Reputation: 111
I want to merge columns of multiple xlsx files (about 100) which all have the same structure, meaning the all have 5 rows and 2 columns.
I'm using the answer provided here (with a slight edit to merge the columns instead of rows)
library(purrr)
library(writexl)
files <- list.files(pattern="*.xlsx")
mainDF <- files %>% map_dfc(read.xlsx)
write_xlsx(mainDF, "merge.xlsx")
but what I end up with is that the first row of every sheet is now the column name.
How do I keep the original column names in the merged file?
Also in the merged file there are new columns named "file" which display the file name, I would like to remove those as well.

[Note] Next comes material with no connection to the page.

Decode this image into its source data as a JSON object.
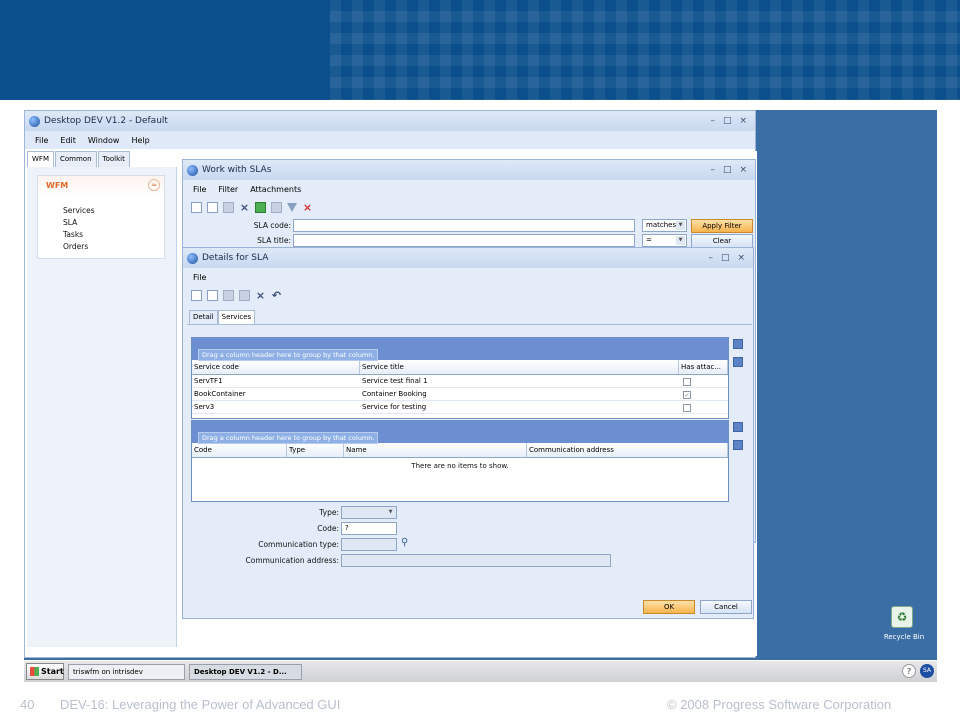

Any help would be appreciated :)
EDIT
Example: I have file1.xlsx, file2.xlsx looking like
Data col1 Data col2
x 1 x 4
y 3 y 6
and my output is
1 4
3 6
but my goal is to have mergefile.xlsx
Data col1 col2
x 1 4
y 3 6
Upvotes: 1
Views: 385
Reputation: 399
I think your problem is that read.csv
doesn't set colnames of the dataframe that it produces to the headers of the input file. You can use readr::read_csv
to get this behavior.
library(dplyr)
library(readr)
files <- list.files(pattern="*.csv")
dfs <- lapply(files, read_csv)
combined_df <- Reduce(function(x, y) full_join(x, y, by = "Data"), dfs)
write_xlsx(combined_df, "merge.xlsx")
Upvotes: 0